The current dynamics of the war highlight a growing concern: Pakistan's counter-drone strategy appears to be more reactive than proactive. According to Waleed, a defense analyst, the nation's response to the proliferation of drones has been "reactionary and ad hoc," failing to address the broader implications of this evolving threat. He emphasizes the need for a comprehensive doctrine that includes measures to prevent the illicit sale of drone technology to militant groups, establish protocols for managing drone activity in civilian airspace, and develop technical frameworks to counter emerging threats. Without such a strategy, Pakistan risks being caught off guard by increasingly sophisticated drone capabilities.
The stakes are rising as the nature of drone warfare evolves. Basit, a security expert, warns that the consequences of a drone strike on a high-profile civilian target or urban infrastructure could be catastrophic. Such an incident, he argues, could trigger a regional crisis and even lead to a "aviation nightmare," with cascading effects on Pakistan's security and international standing. Waleed adds that the trajectory of drone technology is alarming. He points to the potential for quadcopters to be transformed into kamikaze drones, akin to those used by Iran, and the looming threat of AI-driven drone swarms capable of overwhelming traditional military defenses.
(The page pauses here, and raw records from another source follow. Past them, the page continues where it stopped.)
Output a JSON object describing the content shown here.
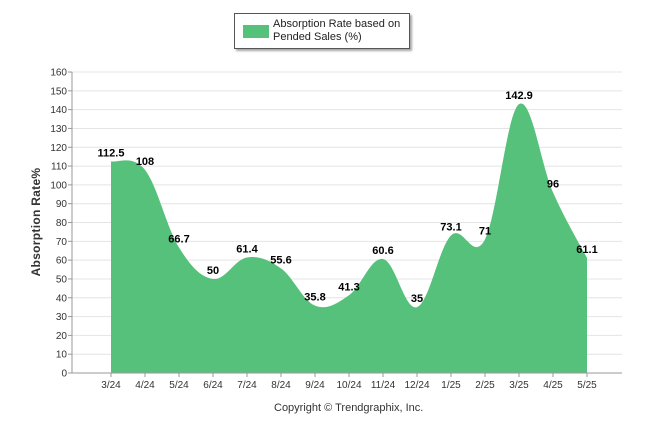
{
  "chart_data": {
    "type": "area",
    "categories": [
      "3/24",
      "4/24",
      "5/24",
      "6/24",
      "7/24",
      "8/24",
      "9/24",
      "10/24",
      "11/24",
      "12/24",
      "1/25",
      "2/25",
      "3/25",
      "4/25",
      "5/25"
    ],
    "series": [
      {
        "name": "Absorption Rate based on Pended Sales (%)",
        "values": [
          112.5,
          108,
          66.7,
          50,
          61.4,
          55.6,
          35.8,
          41.3,
          60.6,
          35,
          73.1,
          71,
          142.9,
          96,
          61.1
        ],
        "color": "#55c17a"
      }
    ],
    "data_labels": [
      "112.5",
      "108",
      "66.7",
      "50",
      "61.4",
      "55.6",
      "35.8",
      "41.3",
      "60.6",
      "35",
      "73.1",
      "71",
      "142.9",
      "96",
      "61.1"
    ],
    "ylabel": "Absorption Rate%",
    "xlabel": "",
    "ylim": [
      0,
      160
    ],
    "yticks": [
      "0",
      "10",
      "20",
      "30",
      "40",
      "50",
      "60",
      "70",
      "80",
      "90",
      "100",
      "110",
      "120",
      "130",
      "140",
      "150",
      "160"
    ],
    "grid": true,
    "legend_position": "top-center"
  },
  "legend": {
    "label": "Absorption Rate based on Pended Sales (%)"
  },
  "copyright": "Copyright © Trendgraphix, Inc.",
  "colors": {
    "series": "#55c17a",
    "grid": "#e4e4e4",
    "axis": "#999999"
  }
}
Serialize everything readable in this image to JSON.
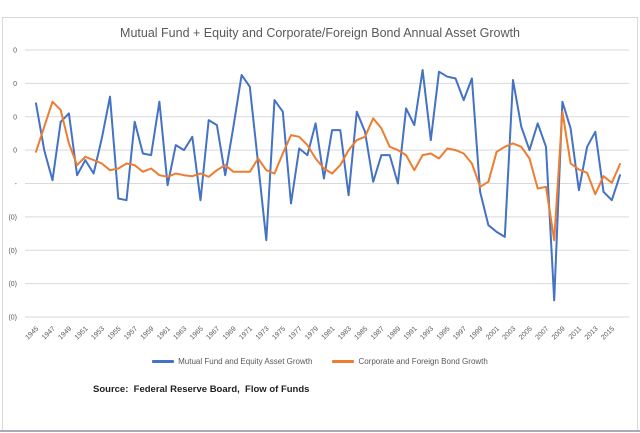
{
  "chart": {
    "source_note": "Source:  Federal Reserve Board,  Flow of Funds"
  },
  "chart_data": {
    "type": "line",
    "title": "Mutual Fund + Equity and Corporate/Foreign Bond Annual Asset Growth",
    "legend_position": "bottom",
    "gridlines": "horizontal",
    "categories": [
      1945,
      1946,
      1947,
      1948,
      1949,
      1950,
      1951,
      1952,
      1953,
      1954,
      1955,
      1956,
      1957,
      1958,
      1959,
      1960,
      1961,
      1962,
      1963,
      1964,
      1965,
      1966,
      1967,
      1968,
      1969,
      1970,
      1971,
      1972,
      1973,
      1974,
      1975,
      1976,
      1977,
      1978,
      1979,
      1980,
      1981,
      1982,
      1983,
      1984,
      1985,
      1986,
      1987,
      1988,
      1989,
      1990,
      1991,
      1992,
      1993,
      1994,
      1995,
      1996,
      1997,
      1998,
      1999,
      2000,
      2001,
      2002,
      2003,
      2004,
      2005,
      2006,
      2007,
      2008,
      2009,
      2010,
      2011,
      2012,
      2013,
      2014,
      2015,
      2016
    ],
    "x_tick_labels": [
      "1945",
      "1947",
      "1949",
      "1951",
      "1953",
      "1955",
      "1957",
      "1959",
      "1961",
      "1963",
      "1965",
      "1967",
      "1969",
      "1971",
      "1973",
      "1975",
      "1977",
      "1979",
      "1981",
      "1983",
      "1985",
      "1987",
      "1989",
      "1991",
      "1993",
      "1995",
      "1997",
      "1999",
      "2001",
      "2003",
      "2005",
      "2007",
      "2009",
      "2011",
      "2013",
      "2015"
    ],
    "y_axis": {
      "min": -0.4,
      "max": 0.4,
      "tick_values": [
        0.4,
        0.3,
        0.2,
        0.1,
        0.0,
        -0.1,
        -0.2,
        -0.3,
        -0.4
      ],
      "tick_labels": [
        "0",
        "0",
        "0",
        "0",
        "-",
        "(0)",
        "(0)",
        "(0)",
        "(0)"
      ]
    },
    "series": [
      {
        "name": "Mutual Fund and Equity Asset Growth",
        "color": "#4472C4",
        "values": [
          0.24,
          0.1,
          0.01,
          0.185,
          0.21,
          0.025,
          0.07,
          0.03,
          0.135,
          0.26,
          -0.045,
          -0.05,
          0.185,
          0.09,
          0.085,
          0.245,
          -0.005,
          0.115,
          0.1,
          0.14,
          -0.05,
          0.19,
          0.175,
          0.025,
          0.17,
          0.325,
          0.29,
          0.06,
          -0.17,
          0.25,
          0.215,
          -0.06,
          0.105,
          0.085,
          0.18,
          0.015,
          0.16,
          0.16,
          -0.035,
          0.215,
          0.155,
          0.005,
          0.085,
          0.085,
          0.0,
          0.225,
          0.175,
          0.34,
          0.13,
          0.335,
          0.32,
          0.315,
          0.25,
          0.315,
          -0.025,
          -0.125,
          -0.145,
          -0.16,
          0.31,
          0.17,
          0.1,
          0.18,
          0.11,
          -0.35,
          0.245,
          0.165,
          -0.02,
          0.11,
          0.155,
          -0.025,
          -0.05,
          0.025
        ]
      },
      {
        "name": "Corporate and Foreign Bond Growth",
        "color": "#ED7D31",
        "values": [
          0.095,
          0.17,
          0.245,
          0.22,
          0.12,
          0.055,
          0.08,
          0.07,
          0.06,
          0.04,
          0.045,
          0.06,
          0.055,
          0.035,
          0.045,
          0.025,
          0.02,
          0.03,
          0.025,
          0.022,
          0.03,
          0.02,
          0.04,
          0.055,
          0.035,
          0.035,
          0.035,
          0.075,
          0.04,
          0.03,
          0.09,
          0.145,
          0.14,
          0.115,
          0.075,
          0.045,
          0.03,
          0.055,
          0.1,
          0.13,
          0.14,
          0.195,
          0.165,
          0.11,
          0.1,
          0.085,
          0.04,
          0.085,
          0.09,
          0.075,
          0.105,
          0.1,
          0.09,
          0.06,
          -0.01,
          0.005,
          0.095,
          0.11,
          0.12,
          0.11,
          0.075,
          -0.015,
          -0.01,
          -0.17,
          0.215,
          0.06,
          0.042,
          0.032,
          -0.032,
          0.022,
          0.002,
          0.058
        ]
      }
    ]
  }
}
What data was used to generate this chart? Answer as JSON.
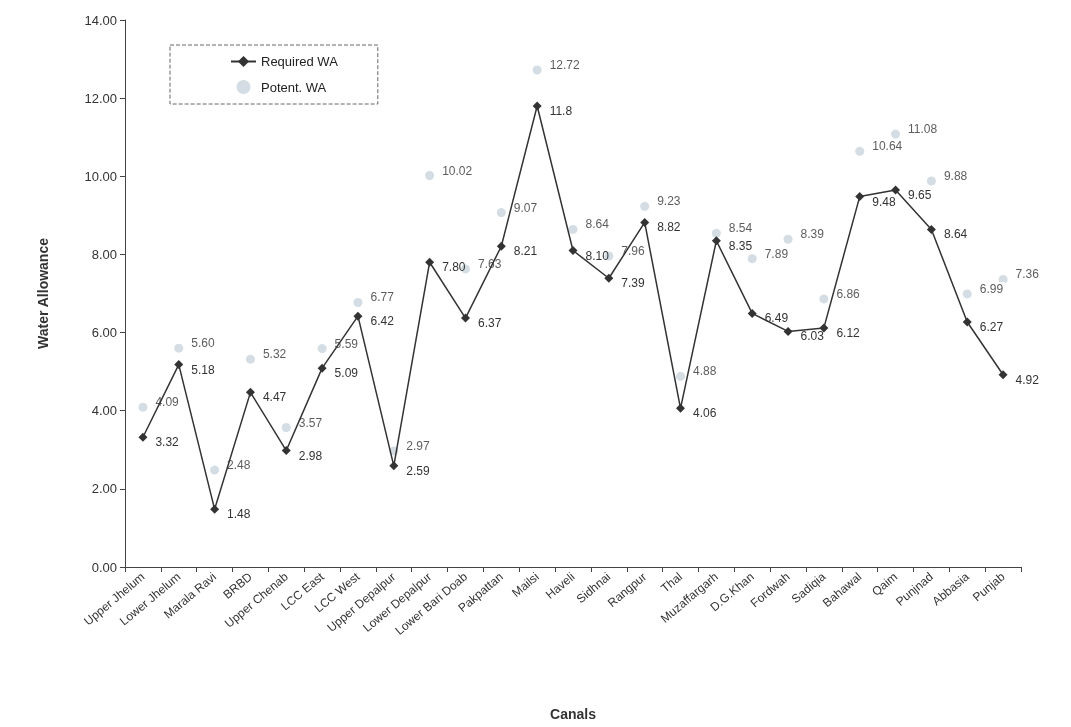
{
  "chart_data": {
    "type": "line",
    "xlabel": "Canals",
    "ylabel": "Water Allowance",
    "categories": [
      "Upper Jhelum",
      "Lower Jhelum",
      "Marala Ravi",
      "BRBD",
      "Upper Chenab",
      "LCC East",
      "LCC West",
      "Upper Depalpur",
      "Lower Depalpur",
      "Lower Bari Doab",
      "Pakpattan",
      "Mailsi",
      "Haveli",
      "Sidhnai",
      "Rangpur",
      "Thal",
      "Muzaffargarh",
      "D.G.Khan",
      "Fordwah",
      "Sadiqia",
      "Bahawal",
      "Qaim",
      "Punjnad",
      "Abbasia",
      "Punjab"
    ],
    "series": [
      {
        "name": "Required WA",
        "type": "line",
        "color": "#333333",
        "marker": "diamond",
        "values": [
          3.32,
          5.18,
          1.48,
          4.47,
          2.98,
          5.09,
          6.42,
          2.59,
          7.8,
          6.37,
          8.21,
          11.8,
          8.1,
          7.39,
          8.82,
          4.06,
          8.35,
          6.49,
          6.03,
          6.12,
          9.48,
          9.65,
          8.64,
          6.27,
          4.92
        ],
        "value_labels": [
          "3.32",
          "5.18",
          "1.48",
          "4.47",
          "2.98",
          "5.09",
          "6.42",
          "2.59",
          "7.80",
          "6.37",
          "8.21",
          "11.8",
          "8.10",
          "7.39",
          "8.82",
          "4.06",
          "8.35",
          "6.49",
          "6.03",
          "6.12",
          "9.48",
          "9.65",
          "8.64",
          "6.27",
          "4.92"
        ]
      },
      {
        "name": "Potent. WA",
        "type": "scatter",
        "color": "#c8d4dc",
        "marker": "circle",
        "values": [
          4.09,
          5.6,
          2.48,
          5.32,
          3.57,
          5.59,
          6.77,
          2.97,
          10.02,
          7.63,
          9.07,
          12.72,
          8.64,
          7.96,
          9.23,
          4.88,
          8.54,
          7.89,
          8.39,
          6.86,
          10.64,
          11.08,
          9.88,
          6.99,
          7.36
        ],
        "value_labels": [
          "4.09",
          "5.60",
          "2.48",
          "5.32",
          "3.57",
          "5.59",
          "6.77",
          "2.97",
          "10.02",
          "7.63",
          "9.07",
          "12.72",
          "8.64",
          "7.96",
          "9.23",
          "4.88",
          "8.54",
          "7.89",
          "8.39",
          "6.86",
          "10.64",
          "11.08",
          "9.88",
          "6.99",
          "7.36"
        ]
      }
    ],
    "ylim": [
      0,
      14
    ],
    "yticks": [
      {
        "value": 0,
        "label": "0.00"
      },
      {
        "value": 2,
        "label": "2.00"
      },
      {
        "value": 4,
        "label": "4.00"
      },
      {
        "value": 6,
        "label": "6.00"
      },
      {
        "value": 8,
        "label": "8.00"
      },
      {
        "value": 10,
        "label": "10.00"
      },
      {
        "value": 12,
        "label": "12.00"
      },
      {
        "value": 14,
        "label": "14.00"
      }
    ],
    "grid": false,
    "legend": "top left"
  }
}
These developments underscore a critical gap in Pakistan's preparedness, as state militaries remain slow to adapt to the lessons of modern drone warfare, particularly those observed in conflicts like Ukraine.
The urgency of addressing these challenges is compounded by the rapid pace of technological advancement. As FPV (first-person view) drones and autonomous systems become more accessible, the risk of their misuse by non-state actors increases. Pakistan's military, which has long relied on conventional doctrines, faces a stark reality: the battlefield is no longer confined to traditional frontlines. The integration of drones into insurgent and militant strategies necessitates a paradigm shift in how Pakistan conceptualizes its defense. Failure to act decisively could leave the nation vulnerable to a new era of warfare—one where the skies, not the ground, become the primary theater of conflict.